The cuckoo search algorithm is also proposed in [
78] in the design of a self-tuned fractional-order fuzzy PID controller. The optimization algorithm is based on the minimization of an objective function defined as the sum of integral of squared error and integral of the squared deviation of controller output. The final controller consists in a Takagi-Sugeno model-based fuzzy adaptive controller containing non-integer-order differ-integral operators. For comparative purposes, the integer order counterpart of this controller is also designed. Simulation results indicate the increased robustness of the self-tuned fractional-order fuzzy PID controller when applied to the control of an integrated power system.
6. Conclusions
Fractional-order controllers have emerged as a generalization of the standard PID, allowing for greater flexibility and improved performance and robustness. The tuning of these FO-PIDs is not an easy task, since the complexity of the design increases along with the number of tuning parameters. Several tuning methods have been developed, but the majority of them require a process transfer function. In some cases, obtaining an accurate mathematical model of the process is time consuming and tedious, especially in the industrial sector. To cope with this issue, autotuning methods for FO-PIDs have emerged. In this paper, a survey of the existing autotuning methods for FO-PIDs is presented. Several autotuning approaches are compared for lag-dominant and delay-dominant FOPDT processes, for higher order systems, for integrative time-delay processes or poorly damped ones.
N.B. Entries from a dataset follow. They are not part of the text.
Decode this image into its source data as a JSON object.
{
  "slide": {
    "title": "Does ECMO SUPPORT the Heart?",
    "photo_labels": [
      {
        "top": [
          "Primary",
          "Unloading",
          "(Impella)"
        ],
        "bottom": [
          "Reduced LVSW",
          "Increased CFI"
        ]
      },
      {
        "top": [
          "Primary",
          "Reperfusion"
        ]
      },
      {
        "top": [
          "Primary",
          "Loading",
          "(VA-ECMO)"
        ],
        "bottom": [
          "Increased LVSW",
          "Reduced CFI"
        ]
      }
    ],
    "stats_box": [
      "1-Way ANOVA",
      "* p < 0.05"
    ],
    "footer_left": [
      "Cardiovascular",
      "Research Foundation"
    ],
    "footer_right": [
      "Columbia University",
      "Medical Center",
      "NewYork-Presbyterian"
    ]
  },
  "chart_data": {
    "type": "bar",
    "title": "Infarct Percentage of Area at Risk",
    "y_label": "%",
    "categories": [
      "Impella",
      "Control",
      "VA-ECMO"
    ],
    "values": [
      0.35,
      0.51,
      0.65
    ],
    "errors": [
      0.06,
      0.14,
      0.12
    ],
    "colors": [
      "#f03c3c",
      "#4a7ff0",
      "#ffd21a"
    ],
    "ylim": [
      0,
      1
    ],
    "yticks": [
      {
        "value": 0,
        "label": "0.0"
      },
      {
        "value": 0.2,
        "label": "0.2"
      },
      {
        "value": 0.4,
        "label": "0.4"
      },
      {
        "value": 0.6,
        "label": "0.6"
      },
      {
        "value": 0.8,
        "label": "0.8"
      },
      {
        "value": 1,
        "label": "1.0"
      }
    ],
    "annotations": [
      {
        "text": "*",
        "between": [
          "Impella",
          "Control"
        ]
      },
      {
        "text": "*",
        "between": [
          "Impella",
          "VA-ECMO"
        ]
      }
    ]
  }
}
For each type of process, the autotuning methods are compared in terms of closed-loop performance regarding reference tracking and disturbance rejection. Robustness was not considered as a means for comparison, since some of the reviewed methods do not address directly this issue, while others do. This aspect would have led to unfair comparisons and possibly different remarks on the opportunity of using one autotuning method, instead of another.
Some of these autotuning methods have also been validated experimentally. Research in this area is still under way and the current autotuning methods stand as the premises for further innovation in this area. Further research regarding the robustness of the autotuning methods will be considered.